In re Tax Liability of John Does[5]

On March 30, 2021, the United States filed a petition in the Northern District of California, petitioning the Court for an order authorizing service of an Internal Revenue Service “John Doe” summons to Payward Ventures, Inc. and Subsidiaries for information related to transactions in cryptocurrency. The United States argued that its petition was filed, in part, pursuant to Section 7609(f) and, therefore, met the three listed requirements of subsection (f). Uncomfortable with the scope of the summons, the Court express the following concerns:

In addition to basic registration, identification, and transaction information, the proposed summons seeks broad categories of information such as “complete user preferences,” “[a]ny other records of Know-Your-Customer due diligence,” and “[a]ll correspondence between Kraken and the User or any third party with access to the account pertaining to the account,” among other similarly expansive requests. The IRS relies on Supervisory Internal Revenue Agent Karen Cincotta’s declaration to support its request. Although Cincotta addresses each category of information sought, her explanations for some of them rest on conclusory assertions that such information “may be relevant in determining, and verifying, the identity of the account user” or “revealing other accounts controlled by the same user.”

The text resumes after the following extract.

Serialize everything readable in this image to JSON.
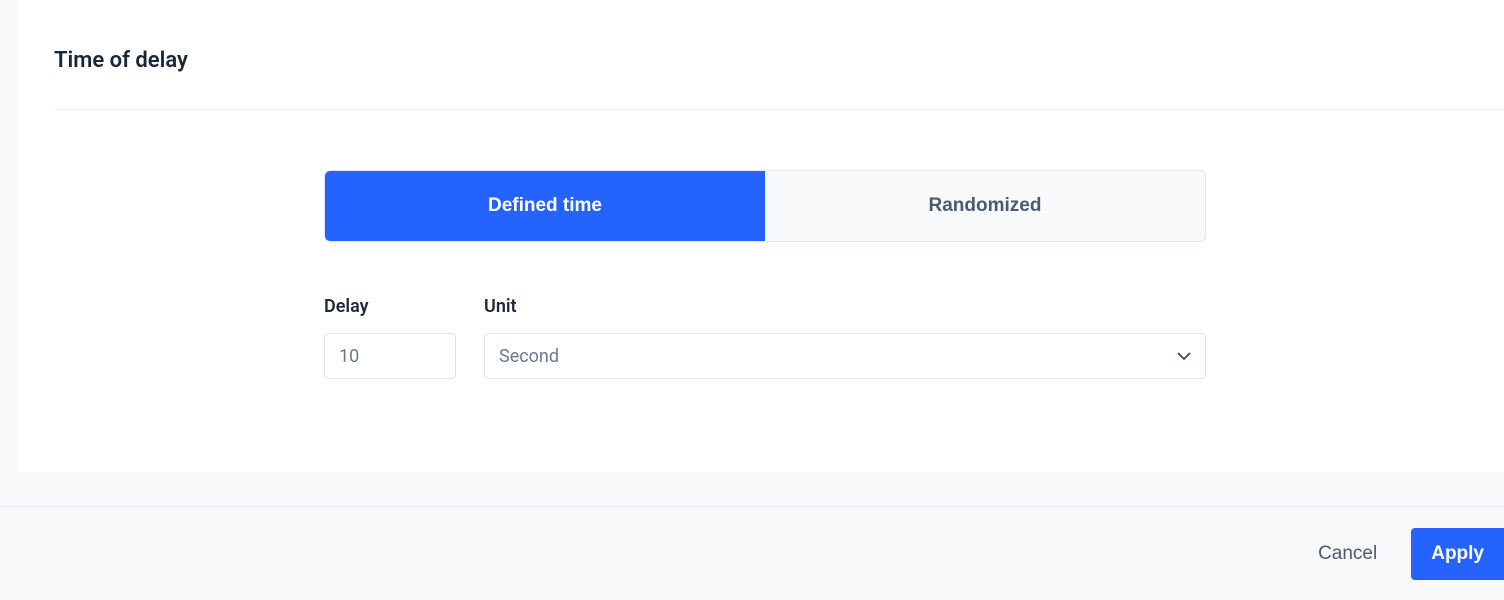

Addressing the analogous standard of whether information sought is “relevant” in a post-issuance challenge under United States v. Powell, 379 U.S. 48 (1964), to enforcement of an IRS summons issued to another cryptocurrency exchange, the Honorable Jacqueline Scott Corley rejected the IRS’s position that similarly broad categories of information were relevant, and held that the IRS should first review basic user information and transaction histories before determining whether further subpoenas—either to the cryptocurrency exchange or to individual users—were necessary.[6]

Conclusion

Based on the Court’s review of the John Doe summons and related petition, the Court ordered the United States to “show cause” and explain why its petition should not be denied for failure to meet the “narrowly tailored” requirement of Section 7609(f). The Court stated the United States must address each category of information sought, delineating between information that is needed presently and that can be deferred.

The United States, in turn, filed its response on April 14, 2021. Its response noted that the “narrowly tailored” requirement of Section 7609(f) was added to ensure that “the information sought in the summons [is] at least potentially relevant to the tax liability of an ascertainable group.”[7] Further, the United States argued that the phased investigatory approach outlined by the Court (and by United States v. Coinbase) is not supported by Powell. Whether the Court sees the issue the same way is a different discussion. Regardless, it appears federal courts continue to wrestle with how to deal with Section 7609, in general, and Section 7609(f), in particular, and how to reconcile the provisions with Powell.

[1] I.R.M. 25.5.7.4.

[2] I.R.C. § 7609(f).

[3] See generally United States v. Powell, 379 U.S. 48 (1964).

[4] Id. at 57-58.

[5] In re Does, No. 21-CV-02201-JCS, 2021 WL 1222862, at *1 (N.D. Cal. Mar. 31, 2021).

[6] Id. at *1 (internal citations omitted).

[7] H.R. Rep. No. 116-39, 116th Cong. 1st Sess., at 41 (April 9, 2019).